Still images are taken in order to get the tip of the needle in exactly the correct location. For many but not all injections, the doctor first injects “contrast”, or “dye” in order to verify that the tip of the needle is not lodged in a structure that cannot be seen on X-ray. The most commonly used contrast is a non-ionic iodine compound. It is completely inert and safe , especially at the tiny volumes we use. The huge advantage of using contrast is this is the only way to be 100% certain that the stem cells are coming into contact with the target tissue.

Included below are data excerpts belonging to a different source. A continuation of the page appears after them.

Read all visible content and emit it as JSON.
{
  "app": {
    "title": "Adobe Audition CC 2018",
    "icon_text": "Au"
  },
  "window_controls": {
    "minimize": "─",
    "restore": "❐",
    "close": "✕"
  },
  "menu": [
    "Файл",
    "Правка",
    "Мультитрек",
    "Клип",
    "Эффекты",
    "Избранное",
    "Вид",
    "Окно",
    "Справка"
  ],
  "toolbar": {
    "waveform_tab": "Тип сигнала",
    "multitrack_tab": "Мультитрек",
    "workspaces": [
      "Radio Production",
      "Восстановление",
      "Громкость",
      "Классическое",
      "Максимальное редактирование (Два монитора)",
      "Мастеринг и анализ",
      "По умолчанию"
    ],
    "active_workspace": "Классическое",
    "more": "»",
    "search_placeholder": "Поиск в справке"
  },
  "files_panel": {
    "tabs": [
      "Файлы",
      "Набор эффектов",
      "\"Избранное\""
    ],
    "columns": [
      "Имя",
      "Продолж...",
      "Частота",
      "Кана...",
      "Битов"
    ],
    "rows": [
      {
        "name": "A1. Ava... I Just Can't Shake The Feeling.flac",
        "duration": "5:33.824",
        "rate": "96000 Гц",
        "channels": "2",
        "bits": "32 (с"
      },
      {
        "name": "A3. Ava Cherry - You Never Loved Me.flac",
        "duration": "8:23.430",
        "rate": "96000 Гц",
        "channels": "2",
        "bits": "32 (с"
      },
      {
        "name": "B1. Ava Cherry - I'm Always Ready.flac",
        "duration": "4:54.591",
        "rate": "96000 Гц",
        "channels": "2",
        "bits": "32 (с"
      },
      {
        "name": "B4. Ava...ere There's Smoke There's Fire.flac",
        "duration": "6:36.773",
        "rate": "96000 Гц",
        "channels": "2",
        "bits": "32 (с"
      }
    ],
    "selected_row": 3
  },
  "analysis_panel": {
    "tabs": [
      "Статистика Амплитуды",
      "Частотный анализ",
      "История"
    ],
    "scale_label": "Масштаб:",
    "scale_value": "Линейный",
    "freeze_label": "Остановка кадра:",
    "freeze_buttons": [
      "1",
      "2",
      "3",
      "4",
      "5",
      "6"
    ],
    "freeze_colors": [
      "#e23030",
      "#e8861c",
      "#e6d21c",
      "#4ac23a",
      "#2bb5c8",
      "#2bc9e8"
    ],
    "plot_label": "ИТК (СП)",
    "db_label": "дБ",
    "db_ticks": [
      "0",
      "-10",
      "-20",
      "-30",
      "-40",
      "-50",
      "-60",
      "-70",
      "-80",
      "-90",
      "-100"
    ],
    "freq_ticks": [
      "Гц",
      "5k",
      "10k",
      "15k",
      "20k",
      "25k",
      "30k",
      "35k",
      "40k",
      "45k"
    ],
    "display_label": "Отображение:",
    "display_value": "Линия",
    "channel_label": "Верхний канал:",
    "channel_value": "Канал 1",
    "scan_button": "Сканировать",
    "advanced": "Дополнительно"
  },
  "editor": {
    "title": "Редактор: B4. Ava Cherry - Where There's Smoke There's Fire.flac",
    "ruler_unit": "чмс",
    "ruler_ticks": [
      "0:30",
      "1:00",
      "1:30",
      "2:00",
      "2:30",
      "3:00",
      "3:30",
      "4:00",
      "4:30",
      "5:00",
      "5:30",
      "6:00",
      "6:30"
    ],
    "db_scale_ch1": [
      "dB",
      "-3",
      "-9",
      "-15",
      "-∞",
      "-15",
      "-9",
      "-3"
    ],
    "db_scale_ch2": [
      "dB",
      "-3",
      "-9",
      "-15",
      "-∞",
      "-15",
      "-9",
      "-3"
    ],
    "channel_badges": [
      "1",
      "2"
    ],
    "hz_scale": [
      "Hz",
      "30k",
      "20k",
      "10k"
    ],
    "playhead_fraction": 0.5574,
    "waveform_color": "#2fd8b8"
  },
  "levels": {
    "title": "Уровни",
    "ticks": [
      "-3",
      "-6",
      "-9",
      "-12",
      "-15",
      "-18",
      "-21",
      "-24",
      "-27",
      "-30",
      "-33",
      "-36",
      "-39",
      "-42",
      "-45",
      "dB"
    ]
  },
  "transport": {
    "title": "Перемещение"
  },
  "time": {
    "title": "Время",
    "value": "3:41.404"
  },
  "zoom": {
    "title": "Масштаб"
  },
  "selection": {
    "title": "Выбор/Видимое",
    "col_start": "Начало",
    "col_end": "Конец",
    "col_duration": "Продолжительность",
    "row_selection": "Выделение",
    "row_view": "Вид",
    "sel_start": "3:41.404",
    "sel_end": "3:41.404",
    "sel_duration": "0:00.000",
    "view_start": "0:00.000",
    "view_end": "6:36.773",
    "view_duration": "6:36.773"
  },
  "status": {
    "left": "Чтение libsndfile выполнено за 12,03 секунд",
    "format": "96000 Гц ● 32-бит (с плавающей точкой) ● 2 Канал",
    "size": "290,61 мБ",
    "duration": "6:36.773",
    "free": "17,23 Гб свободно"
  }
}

When injecting a knee, even though the tip of a needle is in the exact center of the joint, it entirely possible that it is lodged in a fat pad, one of the cruciate ligaments, or even in a blood vessel. The doctor holds down the image taking peddle in order to put the C-arm in video mode, and then watches the ‘spread pattern’ of the contrast. If the contrast flows into the joint, it immediately spreads through the entire joint. If the tip of the needle is in a fat pad, it creates something that looks like a black cotton ball. If it is in a cruciate ligament, the black compound takes the shape of the ligament. If it is in a blood vessel, then it very quickly spreads through the vessels.
Of the fluoroscopically-guided injections that we perform, one that stands out is the injection of stem cells into the intervertebral disc. Discs are structures that are rich with nerves but are the least vascularized tissue in the body. The way discs maintain hydration is through movement; as the disc moves, hydration comes from the vertebral bodies (bones) above and below. When we lead sedentary lifestyles or suffer traumatic injuries, the discs can become ‘desiccated’, meaning dehydrated. A dry disc is an extremely painful disc. Being able to inject a dry disc with stem cells is the primary reason we became interested in fluoroscopically-guided injection.
Dr. Adelson has been trained in fluoroscopy by the Society for Pain Practice Management, founded by the world famous Stephen Waldman, M.D. He has received additional private training by Ed Magaziner, M.D.